The continuing impact of this extraordinary house-cum-museum is beyond doubt. How far it represents a preciously preserved slice of authentic Soane, independent of Gandy’s vision, is a rather more complicated question. Lincoln’s Inn Fields certainly cannot be typical of Soane’s architectural idiom. Houses that architects design for themselves rarely are; for they are conceived outside that three-cornered relationship (between architect, client and builder) that Soane himself defined. Once architect and client are conflated, the delicate equilibrium between creativity and control, money and common sense always risks being lost; in this case brilliant but mad eccentricity is the result. But that is not the only problem. We also need to reflect on the house’s history since Soane gave it in trust to the nation. Despite his injunction to preserve it exactly as he left it, however literally (or not) he may have meant it, there have been all manner of changes to the building over the last hundred and sixty years: partly to handle visitors (Soane’s plans presumably did not include a set of male and female lavatories); partly following the initiatives of successive curators.
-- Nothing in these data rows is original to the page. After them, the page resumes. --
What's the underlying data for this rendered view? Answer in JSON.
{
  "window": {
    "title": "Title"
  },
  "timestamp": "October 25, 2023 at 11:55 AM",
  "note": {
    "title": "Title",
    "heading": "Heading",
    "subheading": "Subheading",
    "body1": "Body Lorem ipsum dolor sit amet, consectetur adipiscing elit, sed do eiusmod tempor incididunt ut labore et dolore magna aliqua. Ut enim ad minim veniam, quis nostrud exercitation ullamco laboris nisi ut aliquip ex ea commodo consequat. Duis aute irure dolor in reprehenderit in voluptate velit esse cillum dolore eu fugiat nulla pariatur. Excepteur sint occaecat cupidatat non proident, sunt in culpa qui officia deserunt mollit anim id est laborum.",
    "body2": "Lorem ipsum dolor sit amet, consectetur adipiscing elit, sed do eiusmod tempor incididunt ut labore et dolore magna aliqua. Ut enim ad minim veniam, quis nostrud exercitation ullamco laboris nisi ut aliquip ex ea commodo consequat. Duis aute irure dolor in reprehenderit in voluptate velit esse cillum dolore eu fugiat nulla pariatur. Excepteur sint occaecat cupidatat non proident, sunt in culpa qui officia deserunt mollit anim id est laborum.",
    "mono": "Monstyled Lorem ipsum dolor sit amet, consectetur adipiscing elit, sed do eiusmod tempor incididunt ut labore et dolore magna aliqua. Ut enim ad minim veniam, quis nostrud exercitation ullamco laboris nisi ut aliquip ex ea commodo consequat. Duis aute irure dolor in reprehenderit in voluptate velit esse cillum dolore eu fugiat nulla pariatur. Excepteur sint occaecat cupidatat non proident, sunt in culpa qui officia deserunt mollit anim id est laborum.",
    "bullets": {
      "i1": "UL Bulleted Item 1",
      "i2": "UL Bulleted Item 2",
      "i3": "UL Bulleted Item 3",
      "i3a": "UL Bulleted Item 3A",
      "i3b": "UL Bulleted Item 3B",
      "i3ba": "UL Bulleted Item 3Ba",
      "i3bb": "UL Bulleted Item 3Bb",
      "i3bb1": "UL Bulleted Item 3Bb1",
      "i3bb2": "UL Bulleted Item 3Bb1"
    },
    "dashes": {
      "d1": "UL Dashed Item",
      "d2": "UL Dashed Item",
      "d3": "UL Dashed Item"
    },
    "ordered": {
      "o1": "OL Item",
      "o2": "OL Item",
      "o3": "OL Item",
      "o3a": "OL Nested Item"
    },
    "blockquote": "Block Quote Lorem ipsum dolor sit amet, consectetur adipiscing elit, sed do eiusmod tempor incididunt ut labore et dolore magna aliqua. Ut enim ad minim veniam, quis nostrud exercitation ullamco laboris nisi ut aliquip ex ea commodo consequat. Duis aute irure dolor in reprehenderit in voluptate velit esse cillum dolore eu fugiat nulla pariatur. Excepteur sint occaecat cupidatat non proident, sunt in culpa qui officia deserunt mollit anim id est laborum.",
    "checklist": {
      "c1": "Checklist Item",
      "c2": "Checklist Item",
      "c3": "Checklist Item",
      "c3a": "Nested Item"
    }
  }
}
A fascinating article by Helen Dorey in the Royal Academy catalogue traces the history of these interventions: one curator in the late 19th century removed much of the stained glass, remodelled the basement crypt and had plans to demolish large sections of the upper floor, including the dome – though (luckily) he died before he managed to carry them out; others wreaked their will on the colour scheme (painting the stairs and gallery areas green, for example). The current, more enlightened management is committed to undoing this damage and restoring the house to its Soanean glory – as well as to explaining to visitors how exactly they are going about that difficult task.
And here comes the sting in the tail. In the beautifully restored breakfast parlour an information leaflet explains that their main guide in recreating the original appearance of the room was nothing other than the painting by Joseph Michael Gandy. Even in his own home, we are committed to Gandy’s version of how Soane should be.